Within days Hogan had admitted he in fact cut short his quarantine period to play golf in Co Limerick, and eyewitnesses came forward to say they saw him publicly socialising in the K Club in his supposed period of self-isolation.
It wasn’t the initial flouting of rules, but the continued drip of revelations that appeared to show Hogan had misled his boss and allowed spokespeople to give untrue accounts that caused the mood to darken.
When yet more revelations emerged that poked holes in an account furnished to the commission that he claimed was comprehensive, a WhatsApp message issued from an official in the Berlaymont late on Tuesday that read “This is it”.
Even supporters were genuinely at a loss to understand why Hogan had continued to conceal details, which on their revelation further undermined him and built momentum for his downfall.
“It seems so minimal,” one observer remarked of his initial offences. “So why is he allowing there to be a new revelation every day? Why did he not come clean in the first instance?”
Hogan’s departure pleases few. He was viewed as effective in the post, and a valued defender of free trade against protectionist impulses, particularly among the northern countries of the EU’s so-called Hansa League.
But by Wednesday he had so damaged his image as a clever political operator that he could only have stayed as a much weakened figure, owing his position to the discretion of European Commission president Urusla von der Leyen, and far from the powerhouse he had been.
Given the circumstances, even some of his staunchest allies came to view his departure as for the best.

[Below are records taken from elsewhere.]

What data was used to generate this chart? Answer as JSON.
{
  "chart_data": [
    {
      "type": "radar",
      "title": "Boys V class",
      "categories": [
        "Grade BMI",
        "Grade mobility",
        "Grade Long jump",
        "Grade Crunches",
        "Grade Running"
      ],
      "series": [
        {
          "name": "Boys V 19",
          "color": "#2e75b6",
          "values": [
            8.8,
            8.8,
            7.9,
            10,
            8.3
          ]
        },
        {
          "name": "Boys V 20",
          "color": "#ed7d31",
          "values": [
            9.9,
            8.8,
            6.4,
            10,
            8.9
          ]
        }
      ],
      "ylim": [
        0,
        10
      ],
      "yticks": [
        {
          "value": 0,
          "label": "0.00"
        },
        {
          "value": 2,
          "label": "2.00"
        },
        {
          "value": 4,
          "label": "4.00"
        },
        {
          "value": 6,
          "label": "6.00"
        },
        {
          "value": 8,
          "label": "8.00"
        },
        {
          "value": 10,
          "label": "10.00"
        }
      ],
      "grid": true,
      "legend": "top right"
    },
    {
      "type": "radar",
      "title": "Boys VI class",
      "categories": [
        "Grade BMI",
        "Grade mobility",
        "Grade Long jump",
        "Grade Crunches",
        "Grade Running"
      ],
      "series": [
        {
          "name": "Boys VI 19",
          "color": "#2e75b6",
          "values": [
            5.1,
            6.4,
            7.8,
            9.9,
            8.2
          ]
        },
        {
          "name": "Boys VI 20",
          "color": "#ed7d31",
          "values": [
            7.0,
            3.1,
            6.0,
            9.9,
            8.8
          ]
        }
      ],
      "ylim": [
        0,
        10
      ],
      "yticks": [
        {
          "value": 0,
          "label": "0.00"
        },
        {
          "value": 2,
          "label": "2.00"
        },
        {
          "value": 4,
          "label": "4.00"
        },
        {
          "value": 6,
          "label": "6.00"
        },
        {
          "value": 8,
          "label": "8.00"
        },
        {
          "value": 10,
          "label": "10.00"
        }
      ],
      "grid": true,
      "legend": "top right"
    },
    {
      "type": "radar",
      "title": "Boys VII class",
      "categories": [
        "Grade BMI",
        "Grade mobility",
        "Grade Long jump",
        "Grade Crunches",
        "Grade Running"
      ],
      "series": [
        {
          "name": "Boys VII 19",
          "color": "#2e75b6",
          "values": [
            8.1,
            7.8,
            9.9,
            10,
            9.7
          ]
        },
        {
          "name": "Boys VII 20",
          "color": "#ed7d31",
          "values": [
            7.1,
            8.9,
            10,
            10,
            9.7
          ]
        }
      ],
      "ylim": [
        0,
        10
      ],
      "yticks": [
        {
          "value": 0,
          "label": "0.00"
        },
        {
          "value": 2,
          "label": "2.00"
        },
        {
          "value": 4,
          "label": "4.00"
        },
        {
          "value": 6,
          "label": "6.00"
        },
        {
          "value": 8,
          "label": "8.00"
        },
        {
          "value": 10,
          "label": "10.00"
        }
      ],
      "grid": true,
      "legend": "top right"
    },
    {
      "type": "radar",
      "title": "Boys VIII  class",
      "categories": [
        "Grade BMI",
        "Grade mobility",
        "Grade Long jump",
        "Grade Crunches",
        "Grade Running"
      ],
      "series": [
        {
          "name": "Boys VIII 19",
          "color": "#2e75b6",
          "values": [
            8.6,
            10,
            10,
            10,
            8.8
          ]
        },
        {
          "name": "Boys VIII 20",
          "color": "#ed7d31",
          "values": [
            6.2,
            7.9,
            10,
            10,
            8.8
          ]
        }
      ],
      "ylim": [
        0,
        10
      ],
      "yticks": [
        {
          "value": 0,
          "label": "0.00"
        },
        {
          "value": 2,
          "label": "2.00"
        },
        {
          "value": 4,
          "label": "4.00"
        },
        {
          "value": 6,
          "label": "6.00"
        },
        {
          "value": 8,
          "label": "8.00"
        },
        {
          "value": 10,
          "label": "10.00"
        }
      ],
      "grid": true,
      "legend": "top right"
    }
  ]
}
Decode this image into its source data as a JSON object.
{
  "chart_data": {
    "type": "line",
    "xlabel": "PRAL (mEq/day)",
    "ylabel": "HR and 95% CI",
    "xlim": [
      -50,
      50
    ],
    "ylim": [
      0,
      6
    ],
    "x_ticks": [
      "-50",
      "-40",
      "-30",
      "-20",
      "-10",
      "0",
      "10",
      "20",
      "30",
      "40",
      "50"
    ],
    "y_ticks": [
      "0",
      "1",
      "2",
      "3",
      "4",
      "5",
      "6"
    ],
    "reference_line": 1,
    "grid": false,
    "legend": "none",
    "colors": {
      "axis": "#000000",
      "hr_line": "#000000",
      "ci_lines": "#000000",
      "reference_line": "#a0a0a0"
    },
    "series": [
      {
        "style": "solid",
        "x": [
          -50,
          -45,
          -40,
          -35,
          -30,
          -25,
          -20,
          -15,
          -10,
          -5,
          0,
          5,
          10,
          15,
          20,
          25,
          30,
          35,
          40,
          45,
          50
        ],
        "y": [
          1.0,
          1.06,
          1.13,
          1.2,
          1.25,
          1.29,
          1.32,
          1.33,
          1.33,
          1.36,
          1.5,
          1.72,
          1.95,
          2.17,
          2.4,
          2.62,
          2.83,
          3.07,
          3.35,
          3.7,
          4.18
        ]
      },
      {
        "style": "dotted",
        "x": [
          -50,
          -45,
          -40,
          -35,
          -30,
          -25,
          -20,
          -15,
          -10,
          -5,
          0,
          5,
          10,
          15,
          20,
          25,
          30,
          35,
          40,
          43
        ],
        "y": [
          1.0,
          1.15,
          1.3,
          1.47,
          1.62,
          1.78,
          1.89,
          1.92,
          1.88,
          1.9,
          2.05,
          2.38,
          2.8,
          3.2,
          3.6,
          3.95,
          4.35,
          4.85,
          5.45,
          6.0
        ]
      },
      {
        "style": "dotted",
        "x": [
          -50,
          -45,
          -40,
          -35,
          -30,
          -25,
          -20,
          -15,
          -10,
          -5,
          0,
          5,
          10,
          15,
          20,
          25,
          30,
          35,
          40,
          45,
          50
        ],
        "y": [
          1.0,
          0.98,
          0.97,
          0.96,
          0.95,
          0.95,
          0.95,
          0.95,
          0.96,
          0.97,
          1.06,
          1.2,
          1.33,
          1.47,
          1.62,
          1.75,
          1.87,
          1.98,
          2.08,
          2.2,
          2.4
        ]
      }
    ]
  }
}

There was a glimpse of the work left unaccomplished in what was to be his last public appearance as trade commissioner, an online conference hosted by the EU’s delegation to the United States on the Republican National Convention sidelines, at which he praised the importance of transatlantic trade.
“I do appreciate the very strong collaboration that I have developed with Ambassador Lighthizer and his team,” Hogan said in reference to the US trade representative. “I am very anxious to continue that collaboration with him.”
But as he spoke, discussion was already under way as to who could be his replacement.
According to well-placed analysis, Dublin has a shot at retaining the influential trade portfolio. But only if the Government does not pick a high-profile Irish politician, but instead nominates someone with a more technical background to the liking of von der Leyen.
Lobbying has already begun for the plum job, and Hogan’s supporters are now keen to keep it from falling into the hands of one of the powerful states with a more protectionist bent, such as France, Italy, or Spain.